Vargas, que contaba con el permiso de la Subdelegación del Gobierno para celebrar la protesta, aseguró que «estamos estudiando tomar medidas legales contra la subdelegada por habernos recortado la duración del acto y por limitarnos el recorrido».
Al otro lado
Mientras tanto, a unos 200 metros, los antisfascistas ponían en pie una pancarta con el lema Nazis ni a Catalunya, ni enlloc. Este grupo gritó, frente a un fuerte cordón policial: «¡Visca, visca, visca. Tarragona antifeixista!» a la vez que proferían una silbada general hacia Alianza Nacional. Santi Fortuny, portavoz de la contramanifestación, dejó claro ayer que «esta es una protesta en rechazo al partido fascista que se está manifestando. No nos parece bien que las autoridades hayan permitido realizar este acto a un partido homófobo, fascista y anticatalán».

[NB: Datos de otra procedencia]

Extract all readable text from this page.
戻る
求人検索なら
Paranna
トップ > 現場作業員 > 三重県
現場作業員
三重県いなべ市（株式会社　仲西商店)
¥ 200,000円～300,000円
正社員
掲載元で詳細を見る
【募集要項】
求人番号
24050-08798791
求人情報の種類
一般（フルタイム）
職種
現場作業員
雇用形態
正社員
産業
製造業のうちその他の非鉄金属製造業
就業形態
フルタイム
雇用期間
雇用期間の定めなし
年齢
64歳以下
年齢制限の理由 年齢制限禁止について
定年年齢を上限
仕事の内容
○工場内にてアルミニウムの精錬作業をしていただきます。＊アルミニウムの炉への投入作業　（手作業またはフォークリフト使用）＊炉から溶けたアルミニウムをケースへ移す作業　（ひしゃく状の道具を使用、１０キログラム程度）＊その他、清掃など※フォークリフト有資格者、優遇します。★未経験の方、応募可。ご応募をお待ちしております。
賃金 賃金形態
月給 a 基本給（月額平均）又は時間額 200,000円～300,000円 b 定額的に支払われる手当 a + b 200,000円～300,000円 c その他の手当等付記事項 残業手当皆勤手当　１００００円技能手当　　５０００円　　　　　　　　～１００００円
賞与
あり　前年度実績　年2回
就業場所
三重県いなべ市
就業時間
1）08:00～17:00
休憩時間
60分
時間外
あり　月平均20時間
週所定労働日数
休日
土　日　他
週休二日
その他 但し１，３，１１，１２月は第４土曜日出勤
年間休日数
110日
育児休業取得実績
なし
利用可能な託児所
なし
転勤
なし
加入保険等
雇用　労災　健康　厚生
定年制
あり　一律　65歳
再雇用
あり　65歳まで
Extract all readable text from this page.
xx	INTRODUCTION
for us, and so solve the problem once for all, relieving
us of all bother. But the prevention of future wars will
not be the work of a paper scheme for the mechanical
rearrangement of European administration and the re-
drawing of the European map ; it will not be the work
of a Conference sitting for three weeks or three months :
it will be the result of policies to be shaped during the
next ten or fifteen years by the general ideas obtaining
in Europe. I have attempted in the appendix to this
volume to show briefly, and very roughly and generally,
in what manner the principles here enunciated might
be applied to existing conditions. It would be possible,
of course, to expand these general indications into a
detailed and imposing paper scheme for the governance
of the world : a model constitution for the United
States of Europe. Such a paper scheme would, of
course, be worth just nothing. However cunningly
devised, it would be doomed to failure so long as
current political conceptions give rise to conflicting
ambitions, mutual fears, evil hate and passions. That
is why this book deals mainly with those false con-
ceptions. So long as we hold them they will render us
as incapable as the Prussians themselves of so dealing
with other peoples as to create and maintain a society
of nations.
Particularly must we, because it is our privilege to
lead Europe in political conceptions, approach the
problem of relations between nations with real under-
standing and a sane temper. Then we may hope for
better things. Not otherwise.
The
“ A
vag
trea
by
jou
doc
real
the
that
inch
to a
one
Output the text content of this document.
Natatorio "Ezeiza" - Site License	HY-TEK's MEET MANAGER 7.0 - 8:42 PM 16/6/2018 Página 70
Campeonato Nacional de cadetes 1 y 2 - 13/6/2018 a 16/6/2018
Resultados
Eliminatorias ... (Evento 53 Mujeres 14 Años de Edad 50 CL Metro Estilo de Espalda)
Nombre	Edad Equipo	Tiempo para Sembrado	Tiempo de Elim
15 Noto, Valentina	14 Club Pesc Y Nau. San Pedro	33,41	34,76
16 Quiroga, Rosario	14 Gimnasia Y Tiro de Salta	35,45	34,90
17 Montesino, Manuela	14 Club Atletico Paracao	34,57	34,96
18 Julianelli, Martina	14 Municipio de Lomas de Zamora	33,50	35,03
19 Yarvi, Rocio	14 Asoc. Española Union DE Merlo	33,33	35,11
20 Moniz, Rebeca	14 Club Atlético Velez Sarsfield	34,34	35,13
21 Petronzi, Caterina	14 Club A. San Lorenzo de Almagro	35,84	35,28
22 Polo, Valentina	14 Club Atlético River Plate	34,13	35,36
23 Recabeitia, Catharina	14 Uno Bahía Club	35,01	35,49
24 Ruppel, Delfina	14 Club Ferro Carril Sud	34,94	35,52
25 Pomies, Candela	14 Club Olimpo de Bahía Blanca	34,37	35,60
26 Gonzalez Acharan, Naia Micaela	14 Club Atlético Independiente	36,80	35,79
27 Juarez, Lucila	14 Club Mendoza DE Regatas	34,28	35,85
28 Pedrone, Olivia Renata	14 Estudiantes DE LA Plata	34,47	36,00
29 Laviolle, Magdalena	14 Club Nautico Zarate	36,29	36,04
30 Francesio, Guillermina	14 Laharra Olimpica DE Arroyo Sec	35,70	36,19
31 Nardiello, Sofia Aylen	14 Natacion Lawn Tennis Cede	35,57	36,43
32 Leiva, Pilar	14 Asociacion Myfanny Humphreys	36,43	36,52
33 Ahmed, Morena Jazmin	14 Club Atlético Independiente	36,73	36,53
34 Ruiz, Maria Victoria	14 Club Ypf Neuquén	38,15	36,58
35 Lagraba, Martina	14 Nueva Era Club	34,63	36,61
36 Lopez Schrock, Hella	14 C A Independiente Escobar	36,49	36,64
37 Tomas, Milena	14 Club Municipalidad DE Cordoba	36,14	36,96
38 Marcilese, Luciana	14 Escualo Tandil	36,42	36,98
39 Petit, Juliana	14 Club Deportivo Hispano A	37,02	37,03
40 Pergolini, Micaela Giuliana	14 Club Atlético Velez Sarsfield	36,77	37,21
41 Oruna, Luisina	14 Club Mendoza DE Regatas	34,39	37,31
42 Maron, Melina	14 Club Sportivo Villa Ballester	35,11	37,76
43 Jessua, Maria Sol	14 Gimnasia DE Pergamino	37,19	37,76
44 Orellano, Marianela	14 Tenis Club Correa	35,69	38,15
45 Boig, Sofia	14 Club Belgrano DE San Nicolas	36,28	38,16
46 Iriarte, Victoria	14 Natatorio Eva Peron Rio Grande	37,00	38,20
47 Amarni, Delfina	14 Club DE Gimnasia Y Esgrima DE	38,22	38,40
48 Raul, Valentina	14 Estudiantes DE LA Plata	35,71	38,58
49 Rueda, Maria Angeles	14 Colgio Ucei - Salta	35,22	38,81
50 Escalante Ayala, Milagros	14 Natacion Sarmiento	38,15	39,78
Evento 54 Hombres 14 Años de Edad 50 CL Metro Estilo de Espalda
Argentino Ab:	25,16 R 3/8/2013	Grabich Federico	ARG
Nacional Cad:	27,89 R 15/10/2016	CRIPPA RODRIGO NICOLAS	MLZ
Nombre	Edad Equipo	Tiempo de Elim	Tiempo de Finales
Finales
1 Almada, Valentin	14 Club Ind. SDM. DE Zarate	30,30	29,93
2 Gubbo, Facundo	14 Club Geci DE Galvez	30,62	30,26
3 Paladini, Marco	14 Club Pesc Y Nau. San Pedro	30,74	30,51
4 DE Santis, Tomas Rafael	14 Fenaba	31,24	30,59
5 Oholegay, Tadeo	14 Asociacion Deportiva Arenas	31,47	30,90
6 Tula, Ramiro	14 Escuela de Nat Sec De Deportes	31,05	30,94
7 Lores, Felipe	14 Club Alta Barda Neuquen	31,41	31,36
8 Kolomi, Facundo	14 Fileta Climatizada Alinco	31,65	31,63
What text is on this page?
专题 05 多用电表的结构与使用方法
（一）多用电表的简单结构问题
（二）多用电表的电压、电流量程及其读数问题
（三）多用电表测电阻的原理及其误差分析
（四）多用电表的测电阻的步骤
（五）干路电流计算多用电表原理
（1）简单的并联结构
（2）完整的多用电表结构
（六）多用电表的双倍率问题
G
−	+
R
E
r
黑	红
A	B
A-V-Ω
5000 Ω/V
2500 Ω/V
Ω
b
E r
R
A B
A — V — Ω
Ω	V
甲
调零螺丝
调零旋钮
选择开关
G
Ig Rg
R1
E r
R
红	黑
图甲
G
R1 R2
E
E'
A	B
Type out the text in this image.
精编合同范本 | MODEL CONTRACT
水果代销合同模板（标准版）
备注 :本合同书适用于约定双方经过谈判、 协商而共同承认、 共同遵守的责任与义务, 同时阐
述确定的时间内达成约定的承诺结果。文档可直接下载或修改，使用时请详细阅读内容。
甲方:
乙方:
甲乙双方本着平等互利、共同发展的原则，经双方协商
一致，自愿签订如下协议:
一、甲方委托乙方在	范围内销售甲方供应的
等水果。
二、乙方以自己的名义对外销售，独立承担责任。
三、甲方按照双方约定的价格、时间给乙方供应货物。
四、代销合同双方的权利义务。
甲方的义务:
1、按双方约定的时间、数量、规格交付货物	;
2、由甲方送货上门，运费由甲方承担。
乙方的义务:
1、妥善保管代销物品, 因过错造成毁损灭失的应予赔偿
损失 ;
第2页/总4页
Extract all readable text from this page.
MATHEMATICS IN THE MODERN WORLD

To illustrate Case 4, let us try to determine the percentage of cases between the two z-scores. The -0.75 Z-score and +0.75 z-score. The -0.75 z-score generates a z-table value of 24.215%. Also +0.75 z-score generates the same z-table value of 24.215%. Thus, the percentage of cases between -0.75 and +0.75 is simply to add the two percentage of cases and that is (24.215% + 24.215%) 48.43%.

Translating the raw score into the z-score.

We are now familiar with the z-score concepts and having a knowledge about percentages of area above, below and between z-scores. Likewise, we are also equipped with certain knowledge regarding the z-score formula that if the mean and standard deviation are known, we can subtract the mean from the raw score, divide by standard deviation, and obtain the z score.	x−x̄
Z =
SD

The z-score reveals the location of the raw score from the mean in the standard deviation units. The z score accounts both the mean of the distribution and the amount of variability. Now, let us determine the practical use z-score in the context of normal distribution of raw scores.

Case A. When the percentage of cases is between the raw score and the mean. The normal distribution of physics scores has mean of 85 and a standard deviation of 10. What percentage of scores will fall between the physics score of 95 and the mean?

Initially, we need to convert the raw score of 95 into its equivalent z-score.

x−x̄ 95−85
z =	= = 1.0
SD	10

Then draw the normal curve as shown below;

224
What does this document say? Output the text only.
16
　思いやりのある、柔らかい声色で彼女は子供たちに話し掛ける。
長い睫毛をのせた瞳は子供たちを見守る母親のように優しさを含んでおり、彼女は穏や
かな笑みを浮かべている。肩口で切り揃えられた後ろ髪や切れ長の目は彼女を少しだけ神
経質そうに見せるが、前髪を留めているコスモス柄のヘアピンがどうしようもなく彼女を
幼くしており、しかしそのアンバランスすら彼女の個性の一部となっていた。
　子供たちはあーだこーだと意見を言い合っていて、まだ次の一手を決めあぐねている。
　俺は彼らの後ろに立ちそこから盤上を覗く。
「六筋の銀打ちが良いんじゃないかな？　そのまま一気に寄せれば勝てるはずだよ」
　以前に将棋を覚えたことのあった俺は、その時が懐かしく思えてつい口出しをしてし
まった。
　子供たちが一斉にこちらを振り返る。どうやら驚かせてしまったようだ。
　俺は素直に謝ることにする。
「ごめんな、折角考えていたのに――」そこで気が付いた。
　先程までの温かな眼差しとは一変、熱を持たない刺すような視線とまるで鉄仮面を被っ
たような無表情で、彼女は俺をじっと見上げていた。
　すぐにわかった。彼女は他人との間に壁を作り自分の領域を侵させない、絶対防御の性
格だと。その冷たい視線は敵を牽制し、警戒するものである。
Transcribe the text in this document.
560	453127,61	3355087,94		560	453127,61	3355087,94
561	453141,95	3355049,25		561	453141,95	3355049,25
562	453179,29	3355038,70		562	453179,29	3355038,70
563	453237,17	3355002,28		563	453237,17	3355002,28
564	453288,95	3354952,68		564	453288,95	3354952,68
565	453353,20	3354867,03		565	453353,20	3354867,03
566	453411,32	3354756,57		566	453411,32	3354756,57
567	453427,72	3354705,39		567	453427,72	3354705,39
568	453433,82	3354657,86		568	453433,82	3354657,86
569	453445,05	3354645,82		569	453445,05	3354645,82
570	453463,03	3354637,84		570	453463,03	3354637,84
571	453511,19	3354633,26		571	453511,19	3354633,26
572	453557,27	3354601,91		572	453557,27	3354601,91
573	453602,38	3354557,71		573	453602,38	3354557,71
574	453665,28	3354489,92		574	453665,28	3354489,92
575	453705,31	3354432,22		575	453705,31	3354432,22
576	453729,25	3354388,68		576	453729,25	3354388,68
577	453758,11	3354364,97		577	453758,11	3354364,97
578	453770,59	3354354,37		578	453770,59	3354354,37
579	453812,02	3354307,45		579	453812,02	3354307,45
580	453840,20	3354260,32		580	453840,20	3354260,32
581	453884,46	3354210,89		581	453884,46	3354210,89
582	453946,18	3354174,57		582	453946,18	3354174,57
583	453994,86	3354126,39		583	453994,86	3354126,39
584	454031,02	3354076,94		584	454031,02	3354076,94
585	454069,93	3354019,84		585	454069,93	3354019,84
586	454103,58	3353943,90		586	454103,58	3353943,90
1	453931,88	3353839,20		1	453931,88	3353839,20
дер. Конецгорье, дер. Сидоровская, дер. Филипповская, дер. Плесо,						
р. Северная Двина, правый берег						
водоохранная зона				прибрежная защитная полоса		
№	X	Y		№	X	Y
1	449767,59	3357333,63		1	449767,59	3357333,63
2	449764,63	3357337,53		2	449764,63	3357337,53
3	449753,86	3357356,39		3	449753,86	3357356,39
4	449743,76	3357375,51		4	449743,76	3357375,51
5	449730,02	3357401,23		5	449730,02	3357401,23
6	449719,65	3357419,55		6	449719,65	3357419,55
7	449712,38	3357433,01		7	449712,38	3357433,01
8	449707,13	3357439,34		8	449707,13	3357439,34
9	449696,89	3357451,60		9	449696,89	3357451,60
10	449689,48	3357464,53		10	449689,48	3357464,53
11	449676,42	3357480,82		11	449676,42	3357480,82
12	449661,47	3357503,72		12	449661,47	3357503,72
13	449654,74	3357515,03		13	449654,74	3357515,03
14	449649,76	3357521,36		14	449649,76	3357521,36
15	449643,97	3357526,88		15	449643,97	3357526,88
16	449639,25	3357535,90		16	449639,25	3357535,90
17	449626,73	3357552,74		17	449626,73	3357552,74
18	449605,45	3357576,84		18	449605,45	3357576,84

Las dos convocatorias transcurrieron sin incidentes, especialmente por el gran cordón policial, formado por más de 150 agentes, que evitó que se pudieran ocasionar disturbios. Tan sólo 200 metros separaban las dos reivindicaciones de diferente señal política. Sin embargo, a lo largo de la Rambla Nova, fueron muchos los espectadores que contemplaron el acto de Alianza Nacional. A ambos lados de la avenida, decenas de ciudadanos de Tarragona escucharon los gritos de los manifestantes. Cuando Alianza Nacional se encontraba a la altura del monumento a los Castellers, un hombre gritó desde un balcón «¡Visca Catalunya!» a lo que un grupo de ‘espectadores' respondió con las mismas palabras. Fue en ese momento cuando se palpó un silencio tenso en el ambiente pero no fue más allá. Y los manifestantes de Alianza Nacional añadieron a ello: «¡Sí, sí, sí. Catalunya es España!» sin que esto provocara ningún altercado.
Carolina y Juan estaban sentados en el escalón de un edificio, observando a los miembros de Alianza Nacional. Su comentario fue contundente: «Después de tantos años es raro que todo esto vuelva a resurgir. Aquí son pocos. Nosotros vivimos una en San Sebastián y allí sí que pasamos miedo».
El concejal de Seguretat Ciutadana, Carles Castillo, presenció las protestas hasta que acabaron y comentó que fue necesario intervenir alguna porra eléctrica. El alcalde de Tarragona, Josep Fèlix Ballesteros, quien comprobó a las 13.30 horas e in situ que todo había acabado, se declaró «satisfecho» por la ausencia de altercados.
Por la tarde, el grupo CAJE i convocó una manifestación en la Part Alta bajo el lema Esborrem el feixisme dels nostres carrers. Unas 50 personas asistieron pacíficamente y, por lo tanto, tampoco hubo que lamentar incidentes.